By keeping your boost low, monitor the EGTs and shoot each cylinder exhaust with an IR gun you should be easily able to keep the one engine running ok. Especially with the other engine as a template for comparison. Consult with SBar for the rationale of AC bypass as a check.

What are your thoughts as to the reasons for pitting and corrosion on the housing? A possibility is the PO doing an in place acid cleaning. Arcs idea on welding the housing is another SBar check, maybe they've done it before.
 
I had to bypass an after cooler a few tears ago for about one month. The 6C after cooler adds about 15% of the last HP as turbo boost climbs above 15 psi or so.

By keeping your boost low, monitor the EGTs and shoot each cylinder exhaust with an IR gun you should be easily able to keep the one engine running ok. Especially with the other engine as a template for comparison. Consult with SBar for the rationale of AC bypass as a check.

What are your thoughts as to the reasons for pitting and corrosion on the housing? A possibility is the PO doing an in place acid cleaning. Arcs idea on welding the housing is another SBar check, maybe they've done it before.


Well, I only have the one engine. The pitting and corrosion I suspect is from lack of maintenance and attention from the PO on a 25 year old AC. It is possible it was over zealously cleaned at some point.
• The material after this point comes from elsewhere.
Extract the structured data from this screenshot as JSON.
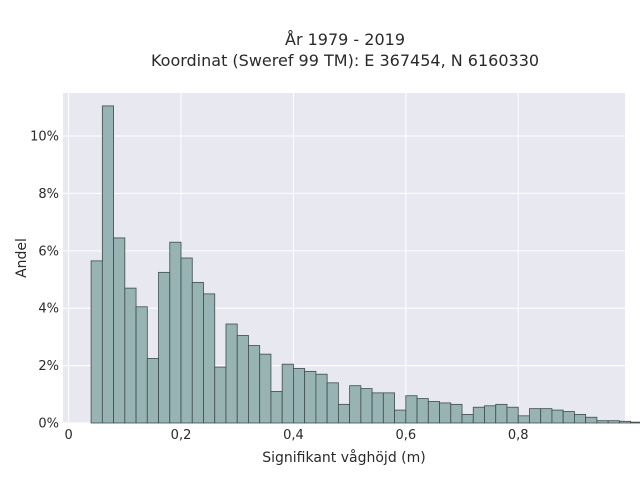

In the records there was some corrosion reference of the AC and HX about 10 years ago. I have fixed it for the future in two ways, first I disassemble and relube (with Tony's ALCO metal lube) AC/HX every two years, not a terrible job once you pull them out. Second, I put SBMARs SMX freshwater flush caps on the groco strainers. This is new for me, so I am very interested to see how it works over time.


I will ask SBMAR about the welding option, but they didn't mention during my last call to them.


Thx

 
I put SBMARs SMX freshwater flush caps on the groco strainers. This is new for me, so I am very interested to see how it works over time.




I'm lucky, Tony and SBMAR are my neighbors. I added fresh water flush to both my Diamond 450's three years ago. They still look new inside. Just changing zincs at this point. I flush EVERY time I run the engines.
 
I'm lucky, Tony and SBMAR are my neighbors. I added fresh water flush to both my Diamond 450's three years ago. They still look new inside. Just changing zincs at this point. I flush EVERY time I run the engines.


This is great to hear. Do you just connect a FW hose and run it for a few minutes? I heard caution might be needed with pressurized water, so I was considering a gravity feed of about 5 gallons FW after each use.